Simon,

At 12:12 PM 3/8/98 +1100, you wrote:
 
>>  One example: I had an opportunity to do a Y2K conversion.  I needed the
>> best tool on the market in order to do the job quickly (client's request.)
>> The IBM tool fit the bill (on a technical level) well.  There is no way
>> that I could build in the hefty price for their tool and do the project
>> under budget.


>Sounds like the client didn't really want the best tool for the job but
the best they could 
>afford.  It seems they had already decided on a budget without any idea of
the real costs.
>
>There is an aphorism that is appropriate for this situation:
>
>Fast, good, cheap; pick any two.
>
>Everybody wants 'good'.  They balance the other two compenents.  If they
pick fast, it isn't 
>going to be cheap.  If they pick cheap, it won't be fast.
>
>Your client wanted it fast and for a certain price; therefore they must
compromise on the 
>'good' component.  It is hardly IBM's fault if IBM's product doesn't fit
your clients cost 
>structure.  They may indeed be 'charging what the market can bear' rather
than what the tool 
>is worth but that's just capitalism in action.  If IBM's tool is the best
and people want the 
>best they will pay for it.

 No, I don't think you've got it right in this case.
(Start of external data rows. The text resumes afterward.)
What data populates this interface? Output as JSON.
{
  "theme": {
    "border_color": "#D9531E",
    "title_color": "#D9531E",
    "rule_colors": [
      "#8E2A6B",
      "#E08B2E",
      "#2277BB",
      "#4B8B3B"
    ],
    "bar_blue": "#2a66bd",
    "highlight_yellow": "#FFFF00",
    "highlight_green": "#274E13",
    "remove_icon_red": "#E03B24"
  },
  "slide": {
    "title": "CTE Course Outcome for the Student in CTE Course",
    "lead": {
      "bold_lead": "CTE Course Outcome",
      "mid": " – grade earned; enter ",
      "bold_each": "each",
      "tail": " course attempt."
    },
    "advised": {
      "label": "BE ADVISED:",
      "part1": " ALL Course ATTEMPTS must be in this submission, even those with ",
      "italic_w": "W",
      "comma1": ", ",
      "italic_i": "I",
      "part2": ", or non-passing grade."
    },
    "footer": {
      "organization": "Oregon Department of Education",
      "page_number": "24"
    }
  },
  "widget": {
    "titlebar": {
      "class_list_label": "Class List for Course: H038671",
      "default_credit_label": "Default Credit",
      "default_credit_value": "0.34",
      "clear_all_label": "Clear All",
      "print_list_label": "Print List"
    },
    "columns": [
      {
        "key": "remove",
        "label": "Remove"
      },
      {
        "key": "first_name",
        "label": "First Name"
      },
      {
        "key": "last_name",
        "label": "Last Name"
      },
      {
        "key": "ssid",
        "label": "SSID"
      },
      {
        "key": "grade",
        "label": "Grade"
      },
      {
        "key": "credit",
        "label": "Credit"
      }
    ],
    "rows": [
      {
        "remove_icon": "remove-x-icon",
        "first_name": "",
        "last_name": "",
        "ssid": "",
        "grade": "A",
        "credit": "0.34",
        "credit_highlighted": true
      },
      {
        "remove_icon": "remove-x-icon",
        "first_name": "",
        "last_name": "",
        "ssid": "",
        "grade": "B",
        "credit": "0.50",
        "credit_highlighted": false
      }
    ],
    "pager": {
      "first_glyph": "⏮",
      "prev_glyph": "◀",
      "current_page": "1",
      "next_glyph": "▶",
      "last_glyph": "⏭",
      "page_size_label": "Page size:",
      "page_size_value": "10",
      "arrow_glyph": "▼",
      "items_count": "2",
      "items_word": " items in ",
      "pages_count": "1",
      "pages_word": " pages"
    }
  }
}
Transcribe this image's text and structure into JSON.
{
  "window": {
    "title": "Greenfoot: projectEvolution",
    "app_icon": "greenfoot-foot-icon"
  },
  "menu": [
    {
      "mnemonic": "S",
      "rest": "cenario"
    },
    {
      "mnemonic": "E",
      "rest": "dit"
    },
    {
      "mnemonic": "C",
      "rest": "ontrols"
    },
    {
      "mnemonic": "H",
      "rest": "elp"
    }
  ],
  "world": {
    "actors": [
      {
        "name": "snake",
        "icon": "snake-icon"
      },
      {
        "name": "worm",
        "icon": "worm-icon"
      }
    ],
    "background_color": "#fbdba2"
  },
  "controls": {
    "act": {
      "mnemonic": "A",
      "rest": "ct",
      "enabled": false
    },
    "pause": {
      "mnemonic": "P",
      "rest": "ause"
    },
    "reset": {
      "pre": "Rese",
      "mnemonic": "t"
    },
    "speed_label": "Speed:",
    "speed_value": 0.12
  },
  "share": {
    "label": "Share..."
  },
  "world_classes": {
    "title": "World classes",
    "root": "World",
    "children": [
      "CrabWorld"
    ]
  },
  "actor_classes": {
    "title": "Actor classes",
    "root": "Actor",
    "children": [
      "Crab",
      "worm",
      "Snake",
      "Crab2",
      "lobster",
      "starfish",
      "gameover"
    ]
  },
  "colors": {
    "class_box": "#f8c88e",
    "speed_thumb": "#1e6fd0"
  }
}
1)  It took IBM way too long to get the product to market.  The Y2K issue
was no surprise.  They should have been the first out of the gate.  Since
they weren't, it gave the customer a feeling that IBM doesn't care enough.
Which leads to the second part of it:  It gave too many customers, that
were otherwise complacent (i.e. the inertia factor) the "opportunity" to
look elsewhere for solutions.  Those solutions aren't all running on the
IBM midrange platform.

2)  They lost the largest /400 shop in the U.S. Northeast, in large part,
due to this.

3)  In the example I mentioned above, the customer didn't care how it was
done, just that it got done within budget (or close.)  Once we combined the
cost of the tool and the labor, testing, installing, setting up a clean
environment for testing, etc., it wasn't worth pursuing anymore.